Abnahme von Autos und bis zu 5.000 Euro Strafe

Fix sind Geldstrafen von bis zu 5.000 Euro – bisher reicht der Strafrahmen bis 2.180 Euro – und eine Verdoppelung der Dauer bei Führerscheinentzug, außerdem werde der Beobachtungszeitraum für wiederholte Geschwindigkeitsübertretungen von zwei auf vier Jahre verdoppelt.

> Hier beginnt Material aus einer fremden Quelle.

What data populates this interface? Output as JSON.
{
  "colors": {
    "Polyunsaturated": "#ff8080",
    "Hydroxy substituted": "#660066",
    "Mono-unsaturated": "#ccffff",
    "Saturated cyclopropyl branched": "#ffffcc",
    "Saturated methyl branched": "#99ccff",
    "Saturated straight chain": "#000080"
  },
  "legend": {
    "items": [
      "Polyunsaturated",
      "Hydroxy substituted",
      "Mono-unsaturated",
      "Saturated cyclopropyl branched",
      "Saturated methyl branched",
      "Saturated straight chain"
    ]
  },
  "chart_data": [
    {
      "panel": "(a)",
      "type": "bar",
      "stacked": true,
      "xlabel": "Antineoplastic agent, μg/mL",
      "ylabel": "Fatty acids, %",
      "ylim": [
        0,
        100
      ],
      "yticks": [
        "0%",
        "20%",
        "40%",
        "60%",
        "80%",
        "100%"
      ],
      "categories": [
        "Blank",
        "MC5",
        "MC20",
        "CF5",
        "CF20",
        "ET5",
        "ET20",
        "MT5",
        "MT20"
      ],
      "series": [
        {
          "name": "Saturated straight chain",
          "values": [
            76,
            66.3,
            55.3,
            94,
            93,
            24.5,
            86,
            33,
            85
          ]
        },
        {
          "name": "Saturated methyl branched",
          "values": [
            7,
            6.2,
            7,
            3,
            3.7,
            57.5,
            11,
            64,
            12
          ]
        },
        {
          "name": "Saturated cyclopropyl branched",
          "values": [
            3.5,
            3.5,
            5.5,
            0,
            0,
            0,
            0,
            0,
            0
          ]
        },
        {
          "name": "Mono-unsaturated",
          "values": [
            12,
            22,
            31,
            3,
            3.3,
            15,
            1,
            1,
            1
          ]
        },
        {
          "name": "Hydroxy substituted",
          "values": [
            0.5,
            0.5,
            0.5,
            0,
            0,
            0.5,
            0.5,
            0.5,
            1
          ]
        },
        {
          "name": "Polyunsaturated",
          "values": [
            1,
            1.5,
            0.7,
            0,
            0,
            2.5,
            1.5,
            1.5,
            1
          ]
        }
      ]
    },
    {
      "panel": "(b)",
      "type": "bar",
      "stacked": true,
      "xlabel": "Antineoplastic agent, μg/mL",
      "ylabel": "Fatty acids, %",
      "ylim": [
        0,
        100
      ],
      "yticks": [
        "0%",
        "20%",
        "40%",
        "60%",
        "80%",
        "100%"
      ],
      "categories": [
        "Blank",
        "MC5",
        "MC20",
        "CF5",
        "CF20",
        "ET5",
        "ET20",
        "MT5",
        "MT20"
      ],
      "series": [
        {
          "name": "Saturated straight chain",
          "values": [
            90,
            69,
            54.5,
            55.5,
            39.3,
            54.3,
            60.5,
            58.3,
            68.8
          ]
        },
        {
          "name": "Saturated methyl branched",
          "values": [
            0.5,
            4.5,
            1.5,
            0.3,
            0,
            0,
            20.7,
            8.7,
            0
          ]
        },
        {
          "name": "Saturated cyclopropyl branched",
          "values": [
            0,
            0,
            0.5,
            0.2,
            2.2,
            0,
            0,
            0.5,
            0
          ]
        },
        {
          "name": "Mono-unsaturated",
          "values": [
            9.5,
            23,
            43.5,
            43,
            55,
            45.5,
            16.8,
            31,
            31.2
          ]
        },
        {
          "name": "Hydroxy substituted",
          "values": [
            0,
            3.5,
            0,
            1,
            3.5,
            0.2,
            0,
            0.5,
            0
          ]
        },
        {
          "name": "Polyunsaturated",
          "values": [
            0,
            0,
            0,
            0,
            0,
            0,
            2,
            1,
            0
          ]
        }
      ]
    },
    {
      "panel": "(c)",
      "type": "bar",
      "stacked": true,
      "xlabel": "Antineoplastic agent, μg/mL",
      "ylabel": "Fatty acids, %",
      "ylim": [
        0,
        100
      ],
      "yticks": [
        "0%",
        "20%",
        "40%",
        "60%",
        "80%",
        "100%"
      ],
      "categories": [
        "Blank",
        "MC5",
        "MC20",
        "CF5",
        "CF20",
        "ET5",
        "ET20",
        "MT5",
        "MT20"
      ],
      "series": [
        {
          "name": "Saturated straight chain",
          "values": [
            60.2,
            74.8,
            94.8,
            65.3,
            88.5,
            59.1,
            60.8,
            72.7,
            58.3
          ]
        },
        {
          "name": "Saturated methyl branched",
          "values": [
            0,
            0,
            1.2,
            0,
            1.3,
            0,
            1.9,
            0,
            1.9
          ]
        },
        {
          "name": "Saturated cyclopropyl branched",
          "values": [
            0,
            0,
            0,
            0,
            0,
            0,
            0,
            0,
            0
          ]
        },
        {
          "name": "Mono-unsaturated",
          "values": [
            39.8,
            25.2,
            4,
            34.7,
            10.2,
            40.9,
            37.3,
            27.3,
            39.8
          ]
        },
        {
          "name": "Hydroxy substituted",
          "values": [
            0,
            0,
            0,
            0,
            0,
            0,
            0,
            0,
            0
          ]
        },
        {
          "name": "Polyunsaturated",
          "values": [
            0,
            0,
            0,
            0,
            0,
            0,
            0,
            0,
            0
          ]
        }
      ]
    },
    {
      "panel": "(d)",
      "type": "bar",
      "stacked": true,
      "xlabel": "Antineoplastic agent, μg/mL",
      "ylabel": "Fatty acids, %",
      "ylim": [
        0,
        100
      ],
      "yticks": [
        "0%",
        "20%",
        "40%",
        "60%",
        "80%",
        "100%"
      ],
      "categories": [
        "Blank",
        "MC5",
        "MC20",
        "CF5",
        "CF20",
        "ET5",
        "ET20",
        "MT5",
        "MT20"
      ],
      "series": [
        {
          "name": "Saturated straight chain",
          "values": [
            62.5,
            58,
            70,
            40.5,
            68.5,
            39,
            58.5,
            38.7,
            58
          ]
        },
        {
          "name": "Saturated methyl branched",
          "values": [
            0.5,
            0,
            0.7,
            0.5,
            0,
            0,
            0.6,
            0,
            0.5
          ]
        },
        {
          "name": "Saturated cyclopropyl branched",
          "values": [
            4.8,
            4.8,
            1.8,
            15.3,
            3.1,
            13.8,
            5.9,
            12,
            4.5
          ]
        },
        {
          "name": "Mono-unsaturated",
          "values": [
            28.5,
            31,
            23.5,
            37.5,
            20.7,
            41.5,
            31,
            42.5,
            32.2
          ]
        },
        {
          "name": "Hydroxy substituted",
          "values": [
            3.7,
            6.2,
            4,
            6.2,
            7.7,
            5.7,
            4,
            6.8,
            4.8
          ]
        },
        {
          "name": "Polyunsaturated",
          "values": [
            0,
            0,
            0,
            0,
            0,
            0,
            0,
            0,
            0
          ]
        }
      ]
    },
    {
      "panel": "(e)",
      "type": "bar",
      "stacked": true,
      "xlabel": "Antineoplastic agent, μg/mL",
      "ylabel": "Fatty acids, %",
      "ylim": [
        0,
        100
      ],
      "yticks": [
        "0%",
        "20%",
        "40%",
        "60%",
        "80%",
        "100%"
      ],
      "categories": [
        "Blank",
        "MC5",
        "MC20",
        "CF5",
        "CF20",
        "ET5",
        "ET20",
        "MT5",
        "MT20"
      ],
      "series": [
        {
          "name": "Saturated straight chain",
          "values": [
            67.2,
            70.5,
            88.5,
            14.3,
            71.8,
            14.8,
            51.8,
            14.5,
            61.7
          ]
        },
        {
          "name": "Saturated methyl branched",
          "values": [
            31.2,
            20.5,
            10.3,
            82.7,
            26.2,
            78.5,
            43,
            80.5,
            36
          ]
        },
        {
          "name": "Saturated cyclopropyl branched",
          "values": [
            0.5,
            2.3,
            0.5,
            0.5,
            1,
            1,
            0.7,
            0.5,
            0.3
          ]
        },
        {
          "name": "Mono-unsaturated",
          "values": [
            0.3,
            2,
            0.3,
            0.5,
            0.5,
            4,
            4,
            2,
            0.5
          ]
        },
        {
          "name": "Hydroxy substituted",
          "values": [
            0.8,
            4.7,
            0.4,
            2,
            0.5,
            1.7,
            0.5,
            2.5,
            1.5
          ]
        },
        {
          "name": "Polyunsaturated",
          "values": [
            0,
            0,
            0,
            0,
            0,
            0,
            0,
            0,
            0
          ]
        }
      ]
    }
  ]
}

Die Teilnahme an einem illegalen Straßenverkehrsrennen wird zu einem besonders gefährlichen Delikt in der Straßenverkehrsordnung: Hier droht der Entzug der Lenkerberechtigung für mindestens sechs Monate und eine verpflichtende Nachschulung sowie im Wiederholungsfall eine verkehrspsychologische Untersuchung. Und die Beschlagnahme des Fahrzeugs wird möglich werden, nicht nur bei der Teilnahme an illegalen Rennen, sondern auch wenn man mehrmals im Ortsgebiet mit mehr als 80 km/h zu viel erwischt wird – außerorts liegt die Grenze bei 90 km/h zu viel.

Rechtliche Fragen klären

Es gehe bei diesem Paket um eine "äußerst kleine, aber unbelehrbare Gruppe", sagte Gewessler. Die Beschlagnahme werfe natürlich viele rechtliche Fragen auf – was macht man, wenn das Fahrzeug einer dritten Person gehört, unter welchen Bedingungen ist der Eingriff ins Eigentum gerechtfertigt etc.? Diese Punkte wolle man in den kommenden Monaten gemeinsam mit Verfassungsjuristen klären. Dass die Maßnahme möglich ist, habe bereits ein ein Gutachten des Verfassungsdiensts gezeigt.

Umsetzung ab Sommer

Im Vorjahr wurde rund 7.200 Personen wegen Geschwindigkeitsübertretungen von mehr als 40 km/h im Ortsgebiet oder mehr als 50 km/h im Freiland als Hauptdelikt der Führerschein entzogen.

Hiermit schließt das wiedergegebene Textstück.